BY THE NUMBERS: Since 2001, Oceana’s research and political outreach have helped persuade governments to increase protections for 1.2 million square miles of ocean
WHO'S IN CHARGE: Andrew Sharpless, 56, a Harvard Law and London School of Economics grad who’s held top jobs at RealNetworks, New York City’s Museum of Television and Radio, and Discovery.com
WHAT IT DOES: In 1999, several foundations—including the Pew Charitable Trusts and the Rockefeller Brothers Fund—commissioned a study on ocean advocacy and realized that only a tiny fraction of money spent by environmental nonprofits was aimed at ocean protection. Two years later, Oceana was born with a practical mandate: to conduct studies and research, inform lawmakers, and protect degraded oceans through concrete policy. The approach has gotten results. Chile banned shark finning, announced the creation of the world’s fourth-largest no-take marine reserve, and reformed salmon-industry practices to protect wild fish populations.
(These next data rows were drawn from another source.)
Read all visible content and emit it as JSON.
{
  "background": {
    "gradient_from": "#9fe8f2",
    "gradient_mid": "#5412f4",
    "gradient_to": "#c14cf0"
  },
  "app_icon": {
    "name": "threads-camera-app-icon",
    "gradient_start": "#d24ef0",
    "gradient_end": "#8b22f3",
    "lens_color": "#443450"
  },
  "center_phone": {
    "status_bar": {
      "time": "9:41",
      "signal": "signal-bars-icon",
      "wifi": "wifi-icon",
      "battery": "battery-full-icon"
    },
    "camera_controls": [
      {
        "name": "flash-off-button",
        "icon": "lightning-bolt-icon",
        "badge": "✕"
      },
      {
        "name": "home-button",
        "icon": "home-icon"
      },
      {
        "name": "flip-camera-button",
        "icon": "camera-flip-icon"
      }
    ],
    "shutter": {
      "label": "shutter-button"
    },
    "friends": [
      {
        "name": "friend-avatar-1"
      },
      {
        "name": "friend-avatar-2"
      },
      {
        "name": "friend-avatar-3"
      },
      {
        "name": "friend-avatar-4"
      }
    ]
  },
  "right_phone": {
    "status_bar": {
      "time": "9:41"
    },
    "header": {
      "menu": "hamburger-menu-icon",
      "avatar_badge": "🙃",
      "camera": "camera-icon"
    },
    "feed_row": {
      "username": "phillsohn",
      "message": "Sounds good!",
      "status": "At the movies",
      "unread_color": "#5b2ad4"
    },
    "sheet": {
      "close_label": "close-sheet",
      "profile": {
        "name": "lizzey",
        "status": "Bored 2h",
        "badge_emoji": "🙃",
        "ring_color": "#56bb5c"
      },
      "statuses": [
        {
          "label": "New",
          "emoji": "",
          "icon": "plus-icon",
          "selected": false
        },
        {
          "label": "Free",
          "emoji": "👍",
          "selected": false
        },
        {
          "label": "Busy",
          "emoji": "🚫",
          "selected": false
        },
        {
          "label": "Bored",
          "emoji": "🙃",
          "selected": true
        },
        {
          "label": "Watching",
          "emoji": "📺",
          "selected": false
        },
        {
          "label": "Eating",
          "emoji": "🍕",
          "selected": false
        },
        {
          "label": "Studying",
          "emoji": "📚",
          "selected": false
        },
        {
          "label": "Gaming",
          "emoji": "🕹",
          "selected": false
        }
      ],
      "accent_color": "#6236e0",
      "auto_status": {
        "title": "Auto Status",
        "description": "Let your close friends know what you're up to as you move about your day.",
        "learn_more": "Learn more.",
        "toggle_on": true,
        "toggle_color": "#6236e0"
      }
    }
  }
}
The U.S. also banned shark finning in its coastal waters, and Morocco and Turkey outlawed drift nets, already prohibited by the European Union and the United Nations.
EXTRA CREDIT: Oceana can point to dozens of policy victories on four continents in the past ten years. And it’s one of only a few charities to receive a four-star rating from Charity Navigator three years in a row.
LOOKING AHEAD: Oceana has devised a practical road map to wean the U.S. from Gulf of Mexico oil through measures like switching oil-heated homes to electric power and electrifying 10 percent of cars by 2020—a plan that received a grant from the Southern Alliance for Clean Energy last year.
Oceana diver under a wind generator near Lillgrund, Denmark, observing the algae and mussels on the seabed.